2015 ESC Guidelines for the Management of Infective Endocarditis
- Habib G, Lancellotti P, Antunes MJ, et al.
- 2015 ESC Guidelines for the Management of Infective Endocarditis. Eur Heart J 2015;Aug 29:[Epub ahead of print].
The following are key points to remember from this 2015 update from the European Society of Cardiology (ESC) on the management of infective endocarditis (IE):
- Prevention. Patients with the highest risk of IE include those with a prosthetic valve or prosthetic material used during valve repair, patients with previous IE, and patients with unrepaired cyanotic congenital heart disease. The ESC guidelines recommend counseling intermediate- and high-risk patients regarding the importance of dental and cutaneous hygiene, but reserve the use of antibiotic prophylaxis only for patients at the highest risk of IE.
- The ‘endocarditis’ team. IE is a disease that requires a collaborative approach. The ESC Task Force supports the management of patients with IE in reference centers by a specialized team.
- Diagnosis. The diagnosis of IE is based on the modified Duke criteria (including pathologic criteria and clinical criteria for IE), and can result in a diagnosis of definite IE, possible IE, or rejected IE. Among imaging modalities, echocardiography (both transthoracic and transesophageal) plays a key role in the management and monitoring of patients with IE.
- Prognostic assessment on admission. Predictors of poor outcome among patients with IE include patient characteristics (advanced age, prosthetic valve IE, diabetes, and comorbidities such as immunosuppression or frailty), clinical complications of IE (heart failure, renal failure, ischemic stroke, brain hemorrhage, septic shock), specific microorganisms (Staphylococcus aureus, fungi, non-HACEK gram-negative bacilli), and echocardiographic findings (periannular involvement, severe left-sided valve regurgitation, low left ventricular ejection fraction, pulmonary hypertension, large vegetations, severe prosthetic dysfunction).
- Antimicrobial therapy. The guidelines include specific recommendations for various organisms. Considerations in making recommendations included:
- Aminoglycosides are no longer recommended for native valve IE. When used, they should be administered in a single daily dose to reduce nephrotoxicity.
- Rifampin should be used only for foreign body IE, and after 3-5 days of effective antibiotic therapy (after bacteremia has cleared).
- Daptomycin and fosfomycin for treating staphylococcal IE and netilmicin for penicillin-susceptible oral and GI streptococci IE are considered to be alternative therapies because they are not available in all European countries.
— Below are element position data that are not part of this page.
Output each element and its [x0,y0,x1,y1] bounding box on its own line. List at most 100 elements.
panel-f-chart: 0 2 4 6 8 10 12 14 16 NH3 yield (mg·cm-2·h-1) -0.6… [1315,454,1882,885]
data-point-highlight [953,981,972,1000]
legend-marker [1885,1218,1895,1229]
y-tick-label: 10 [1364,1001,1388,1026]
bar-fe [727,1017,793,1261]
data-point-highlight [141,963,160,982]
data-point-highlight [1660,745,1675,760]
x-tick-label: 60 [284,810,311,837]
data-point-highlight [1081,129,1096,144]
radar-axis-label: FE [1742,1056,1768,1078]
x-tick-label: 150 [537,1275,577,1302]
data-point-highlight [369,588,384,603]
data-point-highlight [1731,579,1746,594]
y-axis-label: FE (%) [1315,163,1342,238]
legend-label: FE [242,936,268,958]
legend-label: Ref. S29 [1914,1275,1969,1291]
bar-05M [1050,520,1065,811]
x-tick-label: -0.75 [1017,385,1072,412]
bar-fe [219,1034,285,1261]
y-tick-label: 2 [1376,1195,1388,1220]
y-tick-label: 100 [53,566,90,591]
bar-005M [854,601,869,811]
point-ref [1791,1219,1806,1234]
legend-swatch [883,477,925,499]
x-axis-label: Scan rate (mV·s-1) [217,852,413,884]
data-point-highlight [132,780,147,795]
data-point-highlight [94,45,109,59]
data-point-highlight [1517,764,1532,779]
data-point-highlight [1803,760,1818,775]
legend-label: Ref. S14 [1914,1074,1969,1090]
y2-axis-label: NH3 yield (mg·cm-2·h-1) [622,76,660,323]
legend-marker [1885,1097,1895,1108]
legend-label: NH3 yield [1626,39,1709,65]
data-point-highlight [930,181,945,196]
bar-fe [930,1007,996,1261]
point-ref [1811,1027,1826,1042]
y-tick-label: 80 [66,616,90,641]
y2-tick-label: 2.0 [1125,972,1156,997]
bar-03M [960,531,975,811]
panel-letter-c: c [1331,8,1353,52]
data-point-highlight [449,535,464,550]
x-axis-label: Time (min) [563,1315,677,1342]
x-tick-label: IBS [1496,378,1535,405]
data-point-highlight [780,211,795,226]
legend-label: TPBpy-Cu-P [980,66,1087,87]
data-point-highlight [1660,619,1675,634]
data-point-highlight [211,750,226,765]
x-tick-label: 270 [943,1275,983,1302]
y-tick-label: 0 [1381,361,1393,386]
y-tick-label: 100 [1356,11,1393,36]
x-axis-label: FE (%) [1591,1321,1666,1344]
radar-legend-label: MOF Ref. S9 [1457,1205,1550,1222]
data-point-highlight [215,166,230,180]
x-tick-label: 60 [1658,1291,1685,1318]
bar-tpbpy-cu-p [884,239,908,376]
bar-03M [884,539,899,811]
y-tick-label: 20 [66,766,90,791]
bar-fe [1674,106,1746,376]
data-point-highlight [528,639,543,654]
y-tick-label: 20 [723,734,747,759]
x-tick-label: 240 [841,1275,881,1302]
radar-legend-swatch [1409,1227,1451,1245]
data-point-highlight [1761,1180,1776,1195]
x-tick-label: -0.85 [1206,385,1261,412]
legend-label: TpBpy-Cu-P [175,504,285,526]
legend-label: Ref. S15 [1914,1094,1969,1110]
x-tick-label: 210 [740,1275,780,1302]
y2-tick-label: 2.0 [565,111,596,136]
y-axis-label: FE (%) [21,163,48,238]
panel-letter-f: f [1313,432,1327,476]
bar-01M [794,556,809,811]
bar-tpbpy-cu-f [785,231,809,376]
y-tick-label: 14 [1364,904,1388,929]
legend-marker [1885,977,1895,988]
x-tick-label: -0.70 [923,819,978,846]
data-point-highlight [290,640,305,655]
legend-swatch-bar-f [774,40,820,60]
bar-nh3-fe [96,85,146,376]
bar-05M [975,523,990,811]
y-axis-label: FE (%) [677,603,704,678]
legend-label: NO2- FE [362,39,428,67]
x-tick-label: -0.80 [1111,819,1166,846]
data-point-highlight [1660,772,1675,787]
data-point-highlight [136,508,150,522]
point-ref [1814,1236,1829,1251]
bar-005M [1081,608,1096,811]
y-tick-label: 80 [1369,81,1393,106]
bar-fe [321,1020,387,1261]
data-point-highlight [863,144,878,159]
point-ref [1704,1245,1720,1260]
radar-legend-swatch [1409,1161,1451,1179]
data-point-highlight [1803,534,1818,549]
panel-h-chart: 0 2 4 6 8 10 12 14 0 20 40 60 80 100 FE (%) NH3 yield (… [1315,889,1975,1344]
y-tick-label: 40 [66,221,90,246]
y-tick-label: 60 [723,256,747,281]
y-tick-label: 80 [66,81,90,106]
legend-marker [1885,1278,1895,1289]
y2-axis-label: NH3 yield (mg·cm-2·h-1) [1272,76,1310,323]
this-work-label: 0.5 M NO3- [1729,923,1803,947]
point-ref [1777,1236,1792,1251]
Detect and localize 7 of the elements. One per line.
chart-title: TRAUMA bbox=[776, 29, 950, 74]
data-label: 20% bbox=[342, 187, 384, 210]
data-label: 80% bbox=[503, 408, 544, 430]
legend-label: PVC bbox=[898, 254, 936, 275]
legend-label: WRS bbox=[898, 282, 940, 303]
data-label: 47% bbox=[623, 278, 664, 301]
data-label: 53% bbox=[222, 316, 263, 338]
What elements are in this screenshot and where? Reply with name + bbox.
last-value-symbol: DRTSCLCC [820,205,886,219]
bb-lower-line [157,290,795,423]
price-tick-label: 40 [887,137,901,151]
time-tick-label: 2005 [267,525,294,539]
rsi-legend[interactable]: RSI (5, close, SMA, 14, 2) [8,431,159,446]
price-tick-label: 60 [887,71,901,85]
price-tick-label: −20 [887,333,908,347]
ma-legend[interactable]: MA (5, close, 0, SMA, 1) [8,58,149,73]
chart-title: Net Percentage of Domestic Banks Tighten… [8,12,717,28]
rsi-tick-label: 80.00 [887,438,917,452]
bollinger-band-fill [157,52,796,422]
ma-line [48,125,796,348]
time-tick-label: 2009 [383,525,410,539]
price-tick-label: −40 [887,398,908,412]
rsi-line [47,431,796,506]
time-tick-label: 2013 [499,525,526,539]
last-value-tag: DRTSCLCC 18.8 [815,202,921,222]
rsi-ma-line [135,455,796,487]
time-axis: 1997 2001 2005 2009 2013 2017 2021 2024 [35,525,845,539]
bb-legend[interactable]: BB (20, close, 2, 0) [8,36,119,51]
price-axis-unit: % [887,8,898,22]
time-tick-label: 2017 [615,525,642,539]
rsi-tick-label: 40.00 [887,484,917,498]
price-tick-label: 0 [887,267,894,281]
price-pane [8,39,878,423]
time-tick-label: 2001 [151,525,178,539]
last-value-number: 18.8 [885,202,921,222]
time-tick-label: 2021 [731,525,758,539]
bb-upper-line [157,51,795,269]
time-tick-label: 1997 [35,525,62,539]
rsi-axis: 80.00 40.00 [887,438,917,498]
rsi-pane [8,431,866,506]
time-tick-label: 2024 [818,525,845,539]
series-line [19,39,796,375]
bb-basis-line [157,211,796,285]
- Only published antibiotic efficacy data from clinical trials and cohort studies in patients with IE were considered in the guideline recommendations.
- The optimal treatment of staphylococcal IE is still debated.
- Main complications of left-sided valve IE. The main complications of left-sided IE include heart failure, uncontrolled infection, and systemic embolization.
- Other complications of IE. Other complications of IE include neurological complications, infective aneurysms, splenic complications, myocarditis and pericarditis, heart rhythm and conduction disturbances, musculoskeletal manifestations, and acute renal failure.
- Surgical therapy. The two primary objectives of surgical intervention in IE are removal of infected tissue; and reconstruction of cardiac anatomy, including repair or replacement of infected valves.
- Specific situations. Specific conditions that require additional management considerations include prosthetic valve IE, IE complicating implanted electronic devices, right-sided IE, IE complicating congenital heart disease, IE during pregnancy, and antithrombotic therapy during IE.